First response time (FRT), or first reply time, is a measure of the number of minutes, hours, or days that elapse between when a customer submits a case and when customer service responds. It is sometimes measured in business hours, and sometimes in general hours. To see trends over time, you can calculate average first response time based on a sum of all first response times divided by the number of resolved tickets.

Note that first response time is different than average reply time, which measures how quickly customer service organizations respond to all messages, not just first-touch messages. 

Why Does First Response Time Matter to Customer Service?

First response time is important to customer service because attending to customer’s queries quickly is not just expected but absolutely mandatory today. The first response, in particular, is critical to establishing trust and a good rapport with the customer.

While different organizations cite varying average first response time numbers, here are a few commonly cited:

  • The average company takes 12 hours and 10 minutes to respond to an email (SuperOffice)
  • 62 percent of companies do not respond to customer service emails at all (SuperOffice)
  • Businesses should target an email response time standard of one hour, with 15 minutes representing world-class service (MyCustomer)
  • For social media conversations, the recommended benchmark is to respond within an hour (Groove)
  • For phone support, 3 minutes or less (Groove)
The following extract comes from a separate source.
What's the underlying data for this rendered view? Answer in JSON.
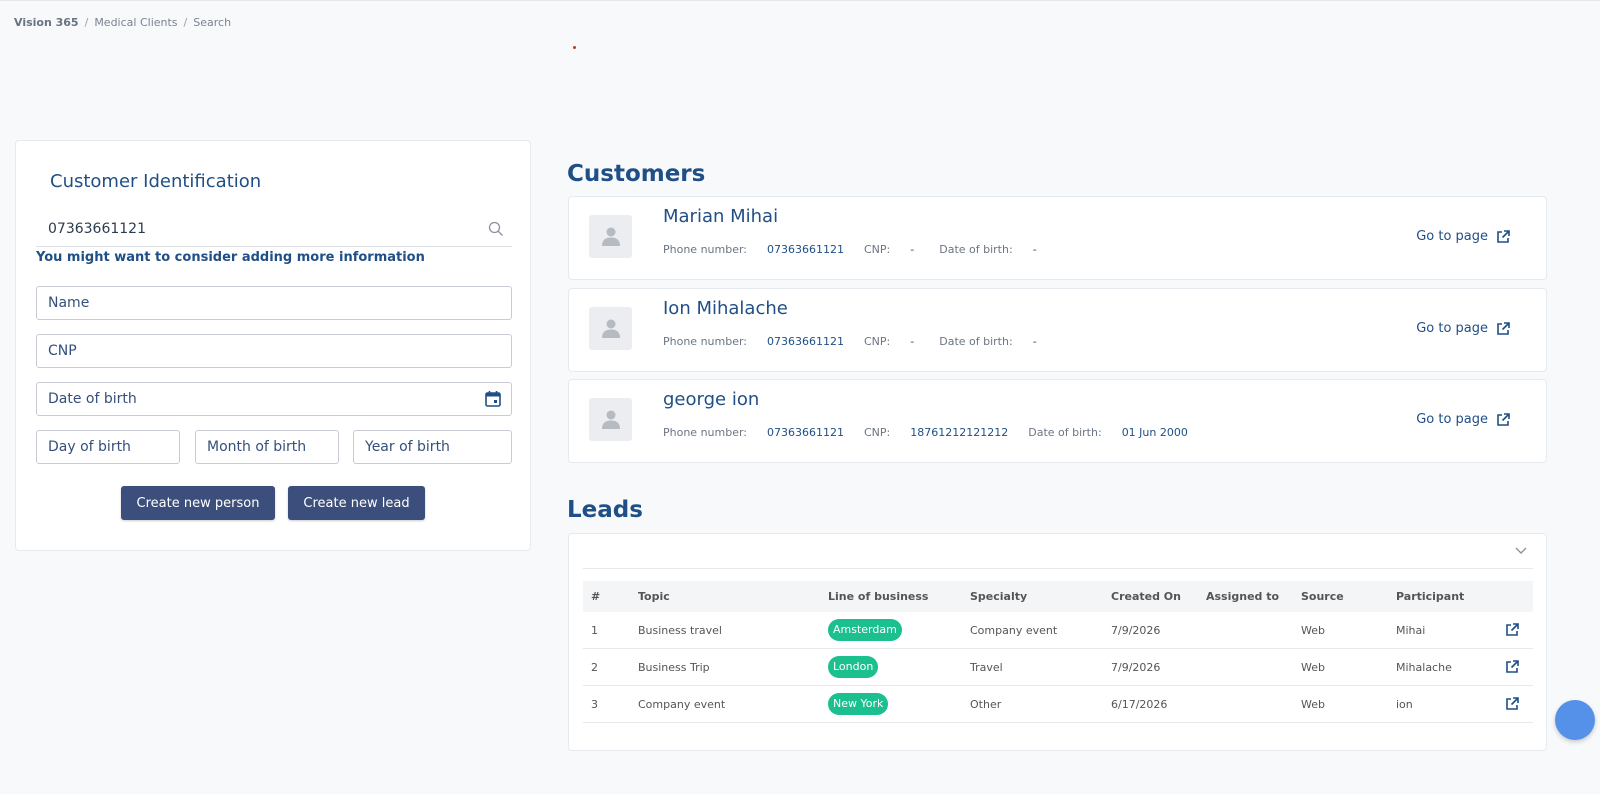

Of course, all of these numbers go out the window when you take chat and messaging channels into the equation. For these modes of communication, first response time must be immediate. This does not mean that a human agent must be on hand at all times to instantly respond to customer queries on any channel. That would be an unscalable, wildly expensive endeavor — which is where bots and artificial intelligence (AI) come in.

How Helpshift Supports First Response Time

Connected Customer Conversations from Helpshift allows your customers to contact you on their preferred channel and get an immediate response. For messaging and chat conversations in particular, the first response time will always be instant because automation is typically the customer’s first touch. From there, the customer may get their question answered immediately thanks to an QuickSearch Bot, or be seamlessly connected to a customer service agent, who will take the case over without losing momentum.

Asynchronous communication means the customer does not have to wait “on the line” for a response, once a human agent becomes involved, but can close the window or app and come back later — even on another channel — to follow up. It’s a more intuitive way of communicating with customers that combines a lightning-fast first response time with a practical cadence of conversation.